Washington D.C., March 27, 2024 —
The Securities and Exchange Commission today adopted amendments to the rule permitting certain internet investment advisers to register with the Commission (the “internet adviser exemption”). The amendments will require an investment adviser relying on the internet adviser exemption to have at all times an operational interactive website through which the adviser provides digital investment advisory services on an ongoing basis to more than one client. The amendments will also eliminate the current rule’s de minimis exception by requiring an internet investment adviser to provide advice to all of its clients exclusively through an operational interactive website and to make certain corresponding changes to Form ADV.

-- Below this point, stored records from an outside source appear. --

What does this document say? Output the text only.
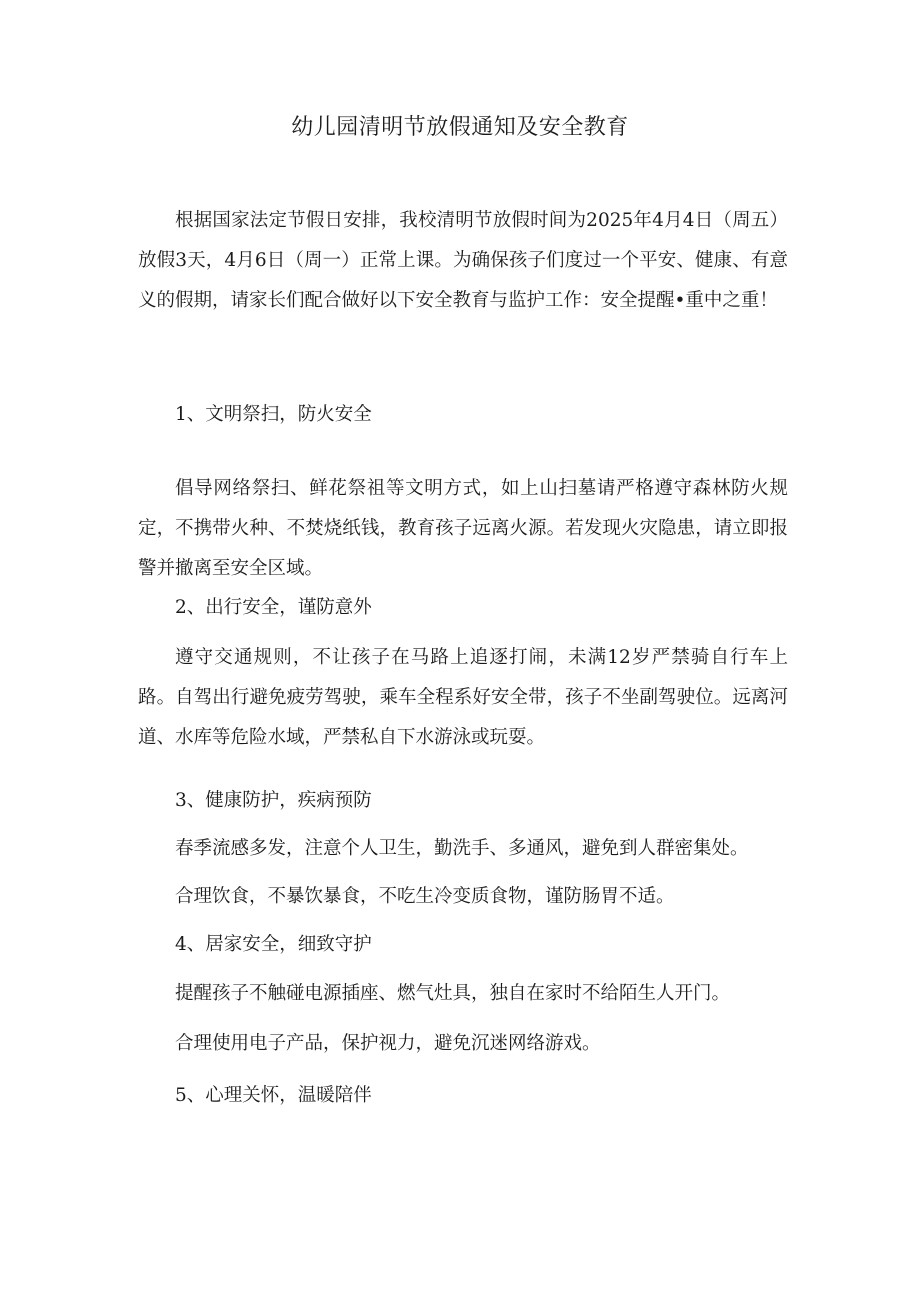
幼儿园清明节放假通知及安全教育

根据国家法定节假日安排，我校清明节放假时间为2025年4月4日（周五）放假3天，4月6日（周一）正常上课。为确保孩子们度过一个平安、健康、有意义的假期，请家长们配合做好以下安全教育与监护工作：安全提醒•重中之重！

1、文明祭扫，防火安全

倡导网络祭扫、鲜花祭祖等文明方式，如上山扫墓请严格遵守森林防火规定，不携带火种、不焚烧纸钱，教育孩子远离火源。若发现火灾隐患，请立即报警并撤离至安全区域。

2、出行安全，谨防意外

遵守交通规则，不让孩子在马路上追逐打闹，未满12岁严禁骑自行车上路。自驾出行避免疲劳驾驶，乘车全程系好安全带，孩子不坐副驾驶位。远离河道、水库等危险水域，严禁私自下水游泳或玩耍。

3、健康防护，疾病预防

春季流感多发，注意个人卫生，勤洗手、多通风，避免到人群密集处。

合理饮食，不暴饮暴食，不吃生冷变质食物，谨防肠胃不适。

4、居家安全，细致守护

提醒孩子不触碰电源插座、燃气灶具，独自在家时不给陌生人开门。

合理使用电子产品，保护视力，避免沉迷网络游戏。

5、心理关怀，温暖陪伴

“These amendments modernize a 22-year-old rule to better protect investors in a digital age,” said SEC Chair Gary Gensler. “These changes better reflect what it means in 2024 truly to provide an exclusively internet-based service. This will better align registration requirements with modern technology and help the Commission in the efficient and effective oversight of registered investment advisers.”
The amendments will become effective 90 days after publication in the Federal Register. An adviser relying on the internet adviser exemption must comply with the rule, including the requirement to amend their Form ADV to include a representation that the adviser is eligible to register with the Commission under the internet adviser exemption, by March 31, 2025. Most investment advisers will have filed their annual updating amendments to Form ADV by this date i.e., 90 days after the Dec. 31, 2024, fiscal year end). An adviser that is no longer eligible to rely on the amended exemption and does not otherwise have a basis for registration with the Commission must register in one or more states and withdraw its registration with the Commission by filing a Form ADV-W by June 29, 2025.